4. OPEN CHANNEL TRANSPORT OF LIQUIDS
   1. Instructional Goals:
      1. To understand non-pressurized flow of liquids in circular and noncircular channels and to apply empirical equations, including the Manning equation, to solving open channel flow problems.
   2. Objectives:
      1. Make calculations relating to size, geometry, slope, and construction of open channels.
      2. Determine sub critical, critical, and super critical flow velocities and depths.
      3. Design channels for steady state, uniform flow.
      4. Define nonuniform and non-steady state flow and describe the implication of these conditions on open channel flow.

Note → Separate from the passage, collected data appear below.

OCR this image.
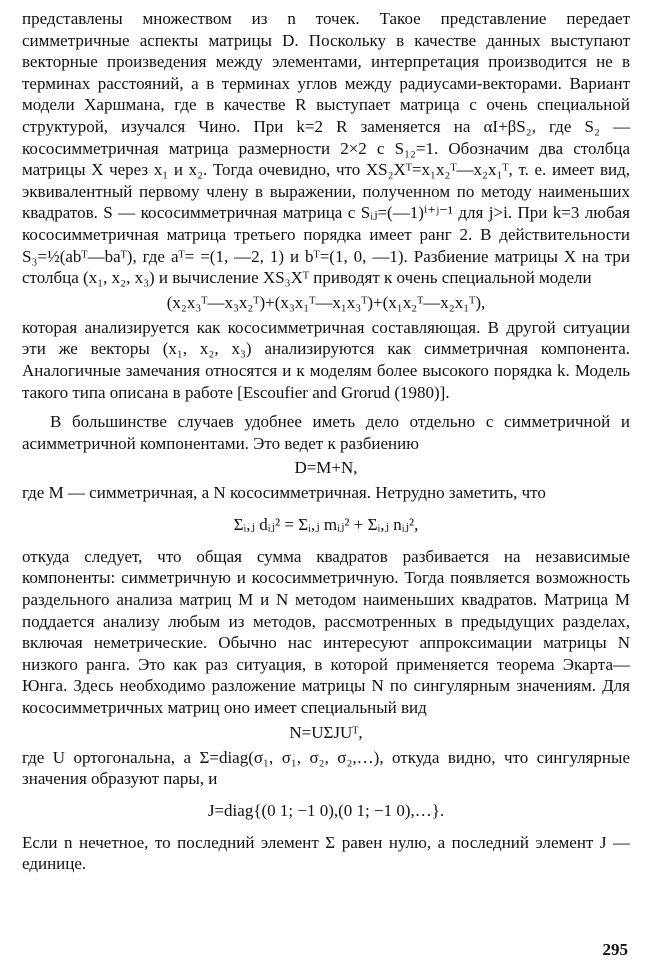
представлены множеством из n точек. Такое представление передает симметричные аспекты матрицы D. Поскольку в качестве данных выступают векторные произведения между элементами, интерпретация производится не в терминах расстояний, а в терминах углов между радиусами-векторами. Вариант модели Харшмана, где в качестве R выступает матрица с очень специальной структурой, изучался Чино. При k=2 R заменяется на αI+βS₂, где S₂ — кососимметричная матрица размерности 2×2 с S₁₂=1. Обозначим два столбца матрицы X через x₁ и x₂. Тогда очевидно, что XS₂Xᵀ=x₁x₂ᵀ—x₂x₁ᵀ, т. е. имеет вид, эквивалентный первому члену в выражении, полученном по методу наименьших квадратов. S — кососимметричная матрица с Sᵢⱼ=(—1)ⁱ⁺ʲ⁻¹ для j>i. При k=3 любая кососимметричная матрица третьего порядка имеет ранг 2. В действительности S₃=½(abᵀ—baᵀ), где aᵀ= =(1, —2, 1) и bᵀ=(1, 0, —1). Разбиение матрицы X на три столбца (x₁, x₂, x₃) и вычисление XS₃Xᵀ приводят к очень специальной модели

(x₂x₃ᵀ—x₃x₂ᵀ)+(x₃x₁ᵀ—x₁x₃ᵀ)+(x₁x₂ᵀ—x₂x₁ᵀ),

которая анализируется как кососимметричная составляющая. В другой ситуации эти же векторы (x₁, x₂, x₃) анализируются как симметричная компонента. Аналогичные замечания относятся и к моделям более высокого порядка k. Модель такого типа описана в работе [Escoufier and Grorud (1980)].

В большинстве случаев удобнее иметь дело отдельно с симметричной и асимметричной компонентами. Это ведет к разбиению

D=M+N,

где M — симметричная, а N кососимметричная. Нетрудно заметить, что

Σᵢ,ⱼ dᵢⱼ² = Σᵢ,ⱼ mᵢⱼ² + Σᵢ,ⱼ nᵢⱼ²,

откуда следует, что общая сумма квадратов разбивается на независимые компоненты: симметричную и кососимметричную. Тогда появляется возможность раздельного анализа матриц M и N методом наименьших квадратов. Матрица M поддается анализу любым из методов, рассмотренных в предыдущих разделах, включая неметрические. Обычно нас интересуют аппроксимации матрицы N низкого ранга. Это как раз ситуация, в которой применяется теорема Экарта—Юнга. Здесь необходимо разложение матрицы N по сингулярным значениям. Для кососимметричных матриц оно имеет специальный вид

N=UΣJUᵀ,

где U ортогональна, а Σ=diag(σ₁, σ₁, σ₂, σ₂,…), откуда видно, что сингулярные значения образуют пары, и

J=diag{(0 1; −1 0),(0 1; −1 0),…}.

Если n нечетное, то последний элемент Σ равен нулю, а последний элемент J — единице.

295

5. MEASUREMENT OF FLUID FLOW
   1. Instructional Goal:
      1. To determine flow rate of liquids and gases for both closed and open channel flow situations.
   2. Objectives:
      1. Develop an understanding of the need for flow measurement.
      2. Demonstrate the various types of flow measurement devices and the principles upon which they operate.
      3. Demonstrate different types of flow measuring devices such as variable head meters (obstruction), variable area meters, turbine flow meters, magnetic flow meters, velocity probes (pitot tube), wiers, and flumes.
      4. Perform calculations related to venturi tubes, orifice plates and flow nozzles. Use charts and graphs required in performing calculations for both liquids and gases.
      5. Make calculations related to velocity probes.
      6. Make calculations used in open channel flow measurement including those for wiers and flumes.
6. FORCES DUE TO FLUIDS IN MOTION
   1. Instructional Goal:
      1. To present the basic principles from dynamics that are used in determining forces due to fluids in motion.
   2. Objectives:
      1. Derive the force equations from Newton's second law. Calculate forces due to fluids in motion.
      2. Derive the momentum equation used in calculating forces required to change magnitude and/or direction of a fluid in motion.
      3. Determine forces on bends in pipe lines.
      4. Calculate external forces caused by free streams of fluid directed at stationary objects.
7. FLUID POWER (Optional)
   1. Instructional Goal:
      1. To introduce a basic understanding of industrial fluid power components and circuits.
   2. Objectives:
      1. Describe the use of fluid power in industrial applications.
      2. Perform calculations and size motors and actuators.
      3. List symbols used in fluid power circuit design.
      4. Design fluid power circuits for given applications.